At Simmons I studied under Professor Sigrid Edge, about whom I have written here before. It was Edge who solidified and strengthened my commitment to librarianship and to the power of information and continuing education for adults, especially immigrants. It was her strong belief in libraries to deliver, and in democracy to govern, a good society that converted me to my left-leaning ideology. It was Camus and others who gave me the existential philosophy that made substance and some understanding of life possible.
In The Plague, Camus tells us that the struggle against ignorance, fear, and fascism is endless. We are called to join the battle to suppress those forces again and again, each time they emerge from the dark recesses of human society.
“He knew that the tale he had to tell could not be one of final victory. It could be only the record of what had to be done, and what assuredly would have to be done again in the never-ending fight against terror and its relentless onslaughts,” Camus wrote.
We librarians know that among those forces, ignorance is never completely defeated. The need to inform and educate ourselves and those we serve is never totally fulfilled. So we are inspired to continue our work by the uplifting impact of the struggle and the joy we get from the small victories over the unenlightened that we occasionally achieve.

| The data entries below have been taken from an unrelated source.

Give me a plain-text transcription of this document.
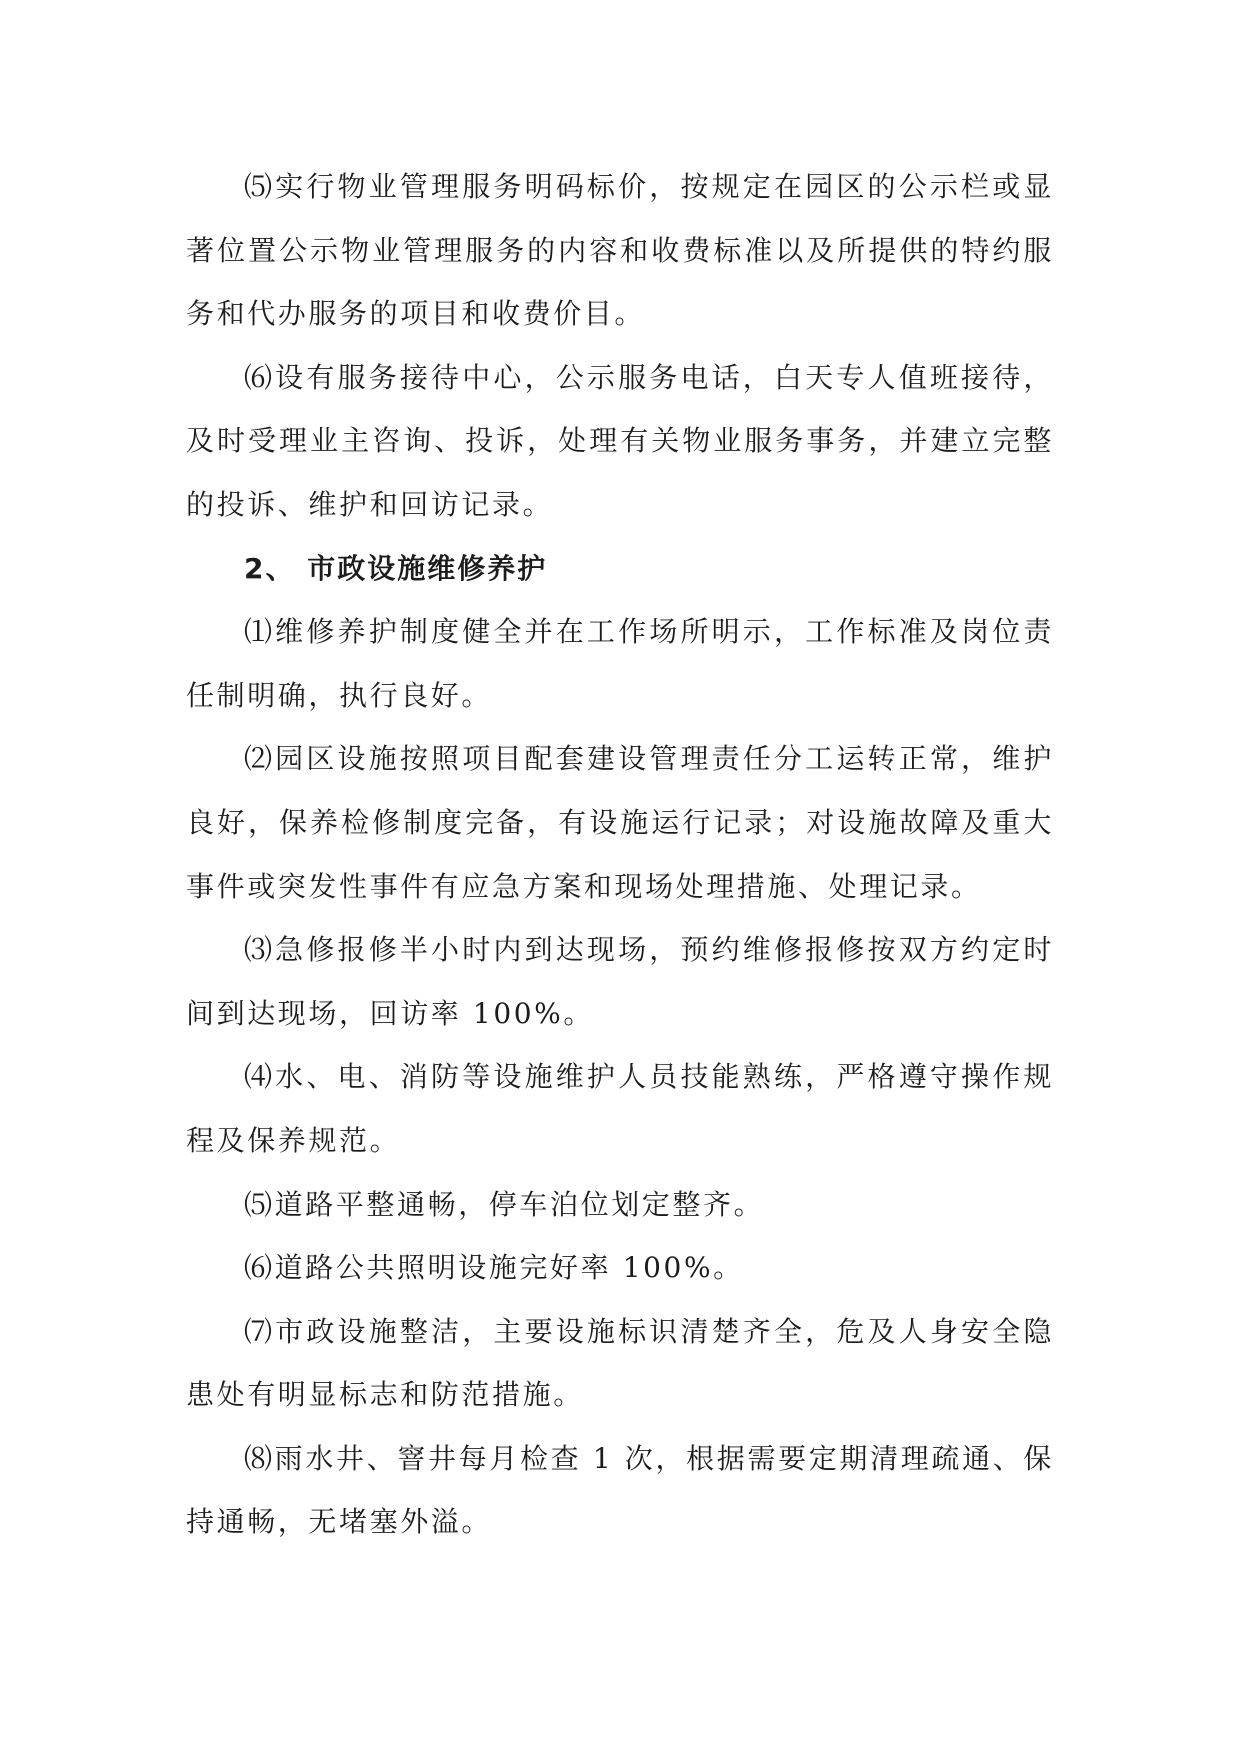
⑸实行物业管理服务明码标价，按规定在园区的公示栏或显著位置公示物业管理服务的内容和收费标准以及所提供的特约服务和代办服务的项目和收费价目。

⑹设有服务接待中心，公示服务电话，白天专人值班接待，及时受理业主咨询、投诉，处理有关物业服务事务，并建立完整的投诉、维护和回访记录。

2、 市政设施维修养护

⑴维修养护制度健全并在工作场所明示，工作标准及岗位责任制明确，执行良好。

⑵园区设施按照项目配套建设管理责任分工运转正常，维护良好，保养检修制度完备，有设施运行记录；对设施故障及重大事件或突发性事件有应急方案和现场处理措施、处理记录。

⑶急修报修半小时内到达现场，预约维修报修按双方约定时间到达现场，回访率 100%。

⑷水、电、消防等设施维护人员技能熟练，严格遵守操作规程及保养规范。

⑸道路平整通畅，停车泊位划定整齐。

⑹道路公共照明设施完好率 100%。

⑺市政设施整洁，主要设施标识清楚齐全，危及人身安全隐患处有明显标志和防范措施。

⑻雨水井、窨井每月检查 1 次，根据需要定期清理疏通、保持通畅，无堵塞外溢。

We also get encouragement to continue from another point Camus makes: “What we learn in time of pestilence: that there are more things to admire in men than to despise.”
Despite frequent frustrations and the constant pressure of evil trying to prevail, the real victory is that we and those we serve gain knowledge and strength through the struggle. That is almost optimistic enough and compensation enough for this exalted work.